Castor et Pollux s’emparent du BFM

20.03.2026 19h58 Rédaction

Jusqu’au 29 mars, l’opéra de Jean-Philippe Rameau y est adapté par Leonardo Garcìa Alarcòn. Une œuvre à voir, selon le critique Guy Cherqui.

«C’est l’une des œuvres les plus célèbres de Rameau, c’est une tragédie lyrique, raconte Guy Cherqui, en revenant sur l’histoire de Castor et Pollux.
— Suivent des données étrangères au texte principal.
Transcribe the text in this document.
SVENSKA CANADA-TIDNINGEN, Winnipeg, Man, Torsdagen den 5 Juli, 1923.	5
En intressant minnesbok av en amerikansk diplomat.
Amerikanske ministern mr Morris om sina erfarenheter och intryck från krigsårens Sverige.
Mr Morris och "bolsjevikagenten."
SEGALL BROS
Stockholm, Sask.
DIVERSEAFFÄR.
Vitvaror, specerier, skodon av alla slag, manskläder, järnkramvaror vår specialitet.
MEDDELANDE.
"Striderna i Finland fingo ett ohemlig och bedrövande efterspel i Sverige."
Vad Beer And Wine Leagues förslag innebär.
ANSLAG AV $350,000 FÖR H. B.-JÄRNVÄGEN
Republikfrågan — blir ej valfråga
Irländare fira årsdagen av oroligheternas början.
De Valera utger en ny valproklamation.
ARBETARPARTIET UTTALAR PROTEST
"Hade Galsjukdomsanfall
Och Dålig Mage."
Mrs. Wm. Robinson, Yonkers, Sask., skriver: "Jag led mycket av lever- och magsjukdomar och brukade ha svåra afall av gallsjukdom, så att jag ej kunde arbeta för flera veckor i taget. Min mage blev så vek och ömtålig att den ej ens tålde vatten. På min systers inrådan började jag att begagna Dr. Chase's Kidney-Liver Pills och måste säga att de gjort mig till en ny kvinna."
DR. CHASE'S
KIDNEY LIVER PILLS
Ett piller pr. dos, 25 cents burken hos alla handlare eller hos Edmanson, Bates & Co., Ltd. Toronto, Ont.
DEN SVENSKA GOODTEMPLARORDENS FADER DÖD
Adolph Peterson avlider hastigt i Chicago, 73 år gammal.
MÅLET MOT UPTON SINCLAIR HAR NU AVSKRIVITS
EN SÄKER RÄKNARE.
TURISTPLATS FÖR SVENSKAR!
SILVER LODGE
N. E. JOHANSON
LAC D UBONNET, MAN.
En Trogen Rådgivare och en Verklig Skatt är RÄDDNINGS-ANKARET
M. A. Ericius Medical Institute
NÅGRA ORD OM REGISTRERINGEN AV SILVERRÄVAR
Comme il faut du spectacle, il y a plein de danses et c’est ce qui fait la difficulté de ce type de théâtre, qui n’est pas vraiment facile à mettre en scène.»

Ici, la production est proposée avec la Capella Mediterranea  de Leonardo Garcìa Alarcòn. «Comme d’habitude il faut un travail éminent, rigoureux, très précis avec un orchestre impeccable», salue Guy Cherqui. Mais sur scène? «Ça se laisse voir, ce n’est pas immortel. Elle a un côté tragédie musicale, avec une succession de tableaux.»

Quant aux voix principales, elles «avaient un peu de difficultés à se poser, quelques-unes avaient de vrais problèmes de justesse», relève le critique. Il glisse par contre apprécier la qualité des jeunes voix. Conclusion? «C’est une première à Genève, donc il faut aller la voir, c’est une œuvre fondamentale.» Rendez-vous au BFM, jusqu’au 29 mars.